Um patógeno fúngico perigoso acabou não resistindo ao que pode ser uma das plantas mais úteis da natureza.
Cientistas que investigam as propriedades químicas da cannabis observaram que ela elimina um dos fungos mais perigosos do mundo - pelo menos em condições de laboratório.
Cryptococcus neoformans e o risco de infecção
Cryptococcus neoformans, espécie ligada à criptococose e à meningite criptocócica, parece ser sensível ao uso tópico de canabidiol e canabidivarina - substâncias presentes na planta Cannabis sativa.
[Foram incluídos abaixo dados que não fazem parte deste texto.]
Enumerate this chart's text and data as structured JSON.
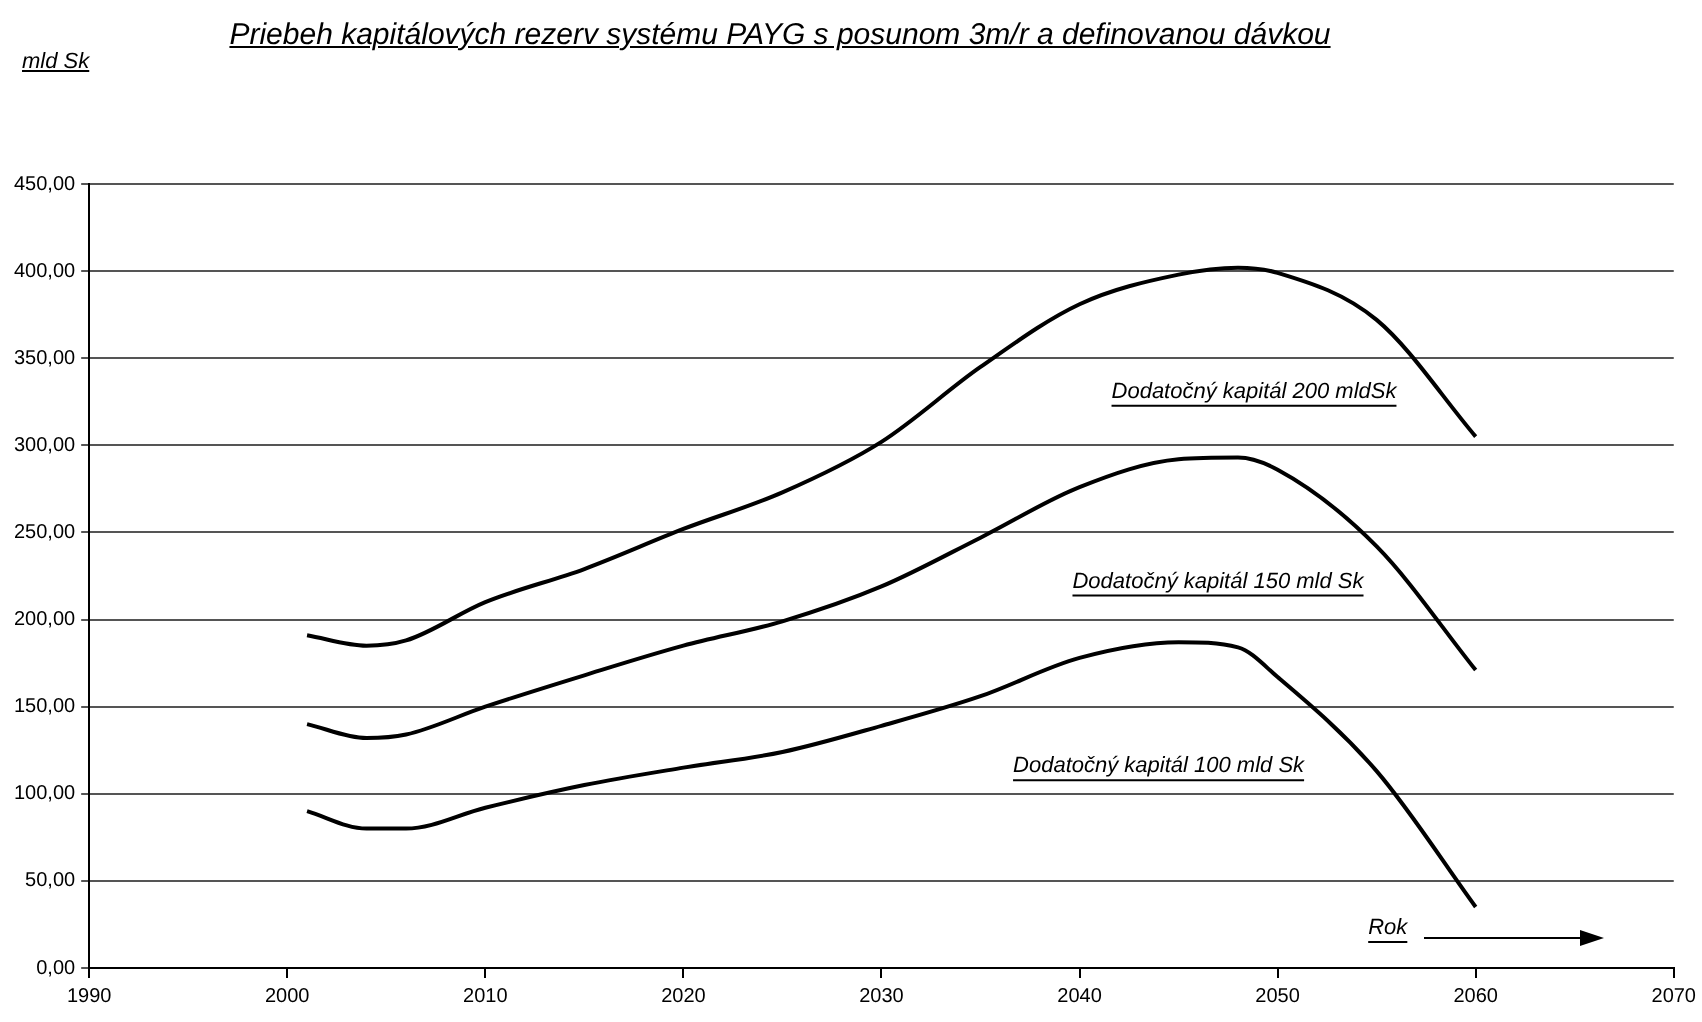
{
  "chart_data": {
    "type": "line",
    "title": "Priebeh kapitálových rezerv systému PAYG s posunom 3m/r a definovanou dávkou",
    "ylabel": "mld Sk",
    "xlim": [
      1990,
      2070
    ],
    "xticks": [
      1990,
      2000,
      2010,
      2020,
      2030,
      2040,
      2050,
      2060,
      2070
    ],
    "ylim": [
      0,
      450
    ],
    "yticks": [
      {
        "value": 0,
        "label": "0,00"
      },
      {
        "value": 50,
        "label": "50,00"
      },
      {
        "value": 100,
        "label": "100,00"
      },
      {
        "value": 150,
        "label": "150,00"
      },
      {
        "value": 200,
        "label": "200,00"
      },
      {
        "value": 250,
        "label": "250,00"
      },
      {
        "value": 300,
        "label": "300,00"
      },
      {
        "value": 350,
        "label": "350,00"
      },
      {
        "value": 400,
        "label": "400,00"
      },
      {
        "value": 450,
        "label": "450,00"
      }
    ],
    "grid": "y",
    "legend": false,
    "marker": "none",
    "line_style": "solid",
    "x": [
      2001,
      2004,
      2006,
      2010,
      2015,
      2020,
      2025,
      2030,
      2035,
      2040,
      2045,
      2048,
      2050,
      2055,
      2060
    ],
    "series": [
      {
        "name": "Dodatočný kapitál 200 mldSk",
        "color": "#000000",
        "values": [
          191,
          185,
          188,
          210,
          229,
          252,
          273,
          302,
          345,
          381,
          398,
          402,
          399,
          372,
          305
        ]
      },
      {
        "name": "Dodatočný kapitál 150 mld Sk",
        "color": "#000000",
        "values": [
          140,
          132,
          134,
          150,
          168,
          185,
          199,
          219,
          247,
          276,
          292,
          293,
          286,
          242,
          171
        ]
      },
      {
        "name": "Dodatočný kapitál 100 mld Sk",
        "color": "#000000",
        "values": [
          90,
          80,
          80,
          92,
          105,
          115,
          124,
          139,
          156,
          178,
          187,
          184,
          167,
          113,
          35
        ]
      }
    ],
    "xlabel": "Rok"
  }
}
"Quando o Cryptococcus neoformans chega ao seu sistema nervoso central, ele causa uma meningite com risco de vida", explica a bióloga Hue Dinh, da Universidade Macquarie, na Austrália. "A taxa de mortalidade é muito alta, e é realmente difícil de tratar."
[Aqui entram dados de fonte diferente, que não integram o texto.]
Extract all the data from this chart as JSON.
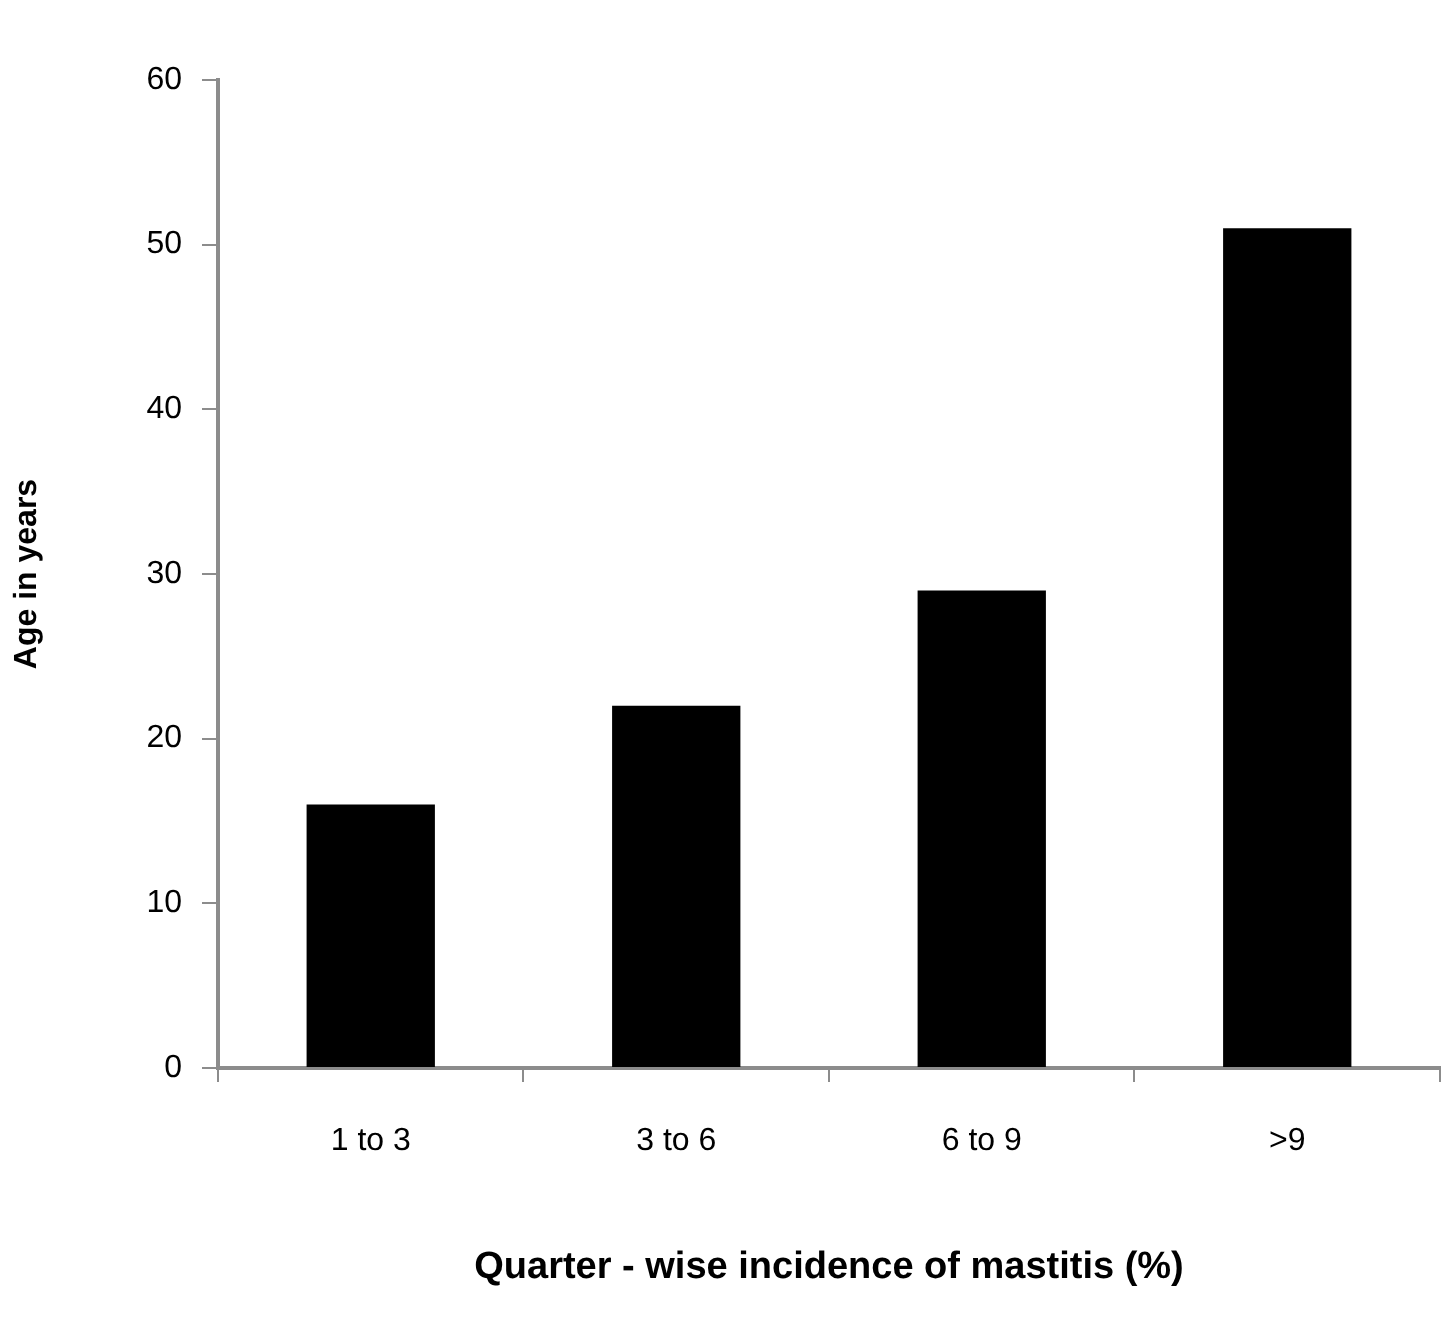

De forma geral, patógenos fúngicos representam uma ameaça relevante para a saúde humana: cerca de 300 espécies são conhecidas por provocar doenças em pessoas, com gravidades variadas. Como agentes como fungos e bactérias desenvolvem resistência a medicamentos ao longo do tempo, é necessário buscar continuamente novas opções terapêuticas para mantê-los sob controlo.
Compostos da Cannabis sativa avaliados em laboratório
Uma abordagem possível é investigar medicamentos já aprovados para uso humano em outros problemas de saúde. Dinh e os seus colegas voltaram a atenção para a cannabis, isolaram cinco compostos e passaram a testá-los contra C. neoformans e contra uma série de outros patógenos.
Em laboratório, os pesquisadores isolaram a espécie fúngica e aplicaram os compostos. O canabidiol (CBD), que não é psicoativo, e a canabidivarina (CBDV), que é psicoativa, eliminaram C. neoformans com eficácia, atuando inclusive mais rapidamente do que os tratamentos antifúngicos atuais. Além disso, ambos também se mostraram capazes de erradicar fungos responsáveis por problemas como micose na virilha e pé de atleta.
"A análise de proteómica revelou que a atividade antifúngica de CBD e CBDV estava ligada à desestabilização da membrana, a alterações na biossíntese de ergosterol, à interrupção de vias metabólicas, bem como ao envolvimento seletivo de proteínas associadas às mitocôndrias", escreveram os pesquisadores no artigo.
Teste em larvas de Galleria mellonella
Eliminar um fungo numa placa de Petri é uma coisa; ver o tratamento funcionar num sistema vivo é outra bem diferente. Para avançar na validação dos resultados, a equipa recorreu a Galleria mellonella, a traça-da-cera maior.
As larvas desse inseto apresentam uma resposta imunitária inata semelhante à dos mamíferos. Também são baratas, têm vida curta e não exigem equipamento especial para manutenção - características que as tornam um modelo adequado para estudos em larga escala sobre patógenos infecciosos e respetivos tratamentos.
As larvas receberam pequenas queimaduras e, em seguida, foram separadas em grupos. Um grupo ficou apenas com as queimaduras e serviu como controlo; os demais foram infetados com C. neoformans e tratados com diferentes medicamentos.
Um dos grupos recebeu CBD dissolvido em sulfeto de dimetila. Outro grupo recebeu apenas sulfeto de dimetila, sem CBD. Por fim, o último grupo foi tratado com Anfotericina B, um medicamento utilizado em humanos para infecções fúngicas graves.
Os resultados chamaram a atenção. A taxa de sobrevivência das larvas tratadas com CBD foi significativamente maior do que a das larvas tratadas apenas com sulfeto de dimetila - e também superou a taxa de sobrevivência do grupo que recebeu Anfotericina B.
Na prática, essa sobrevivência ficou quase no mesmo nível do grupo controlo: as larvas que nem sequer tinham sido infetadas pelo fungo.
Embora tratar infecções que chegam aos pulmões e ao cérebro seja mais complexo, o achado indica que, no mínimo, a aplicação tópica de canabidiol pode ser útil no tratamento de várias micoses de pele.
"Se conseguirmos demonstrar que esses funcionam bem para infecções comuns", diz Dinh, "você poderia até pegar um óleo de CBD e esfregar na pele para tratar."
A pesquisa foi publicada na PLOS Doenças Tropicais Negligenciadas.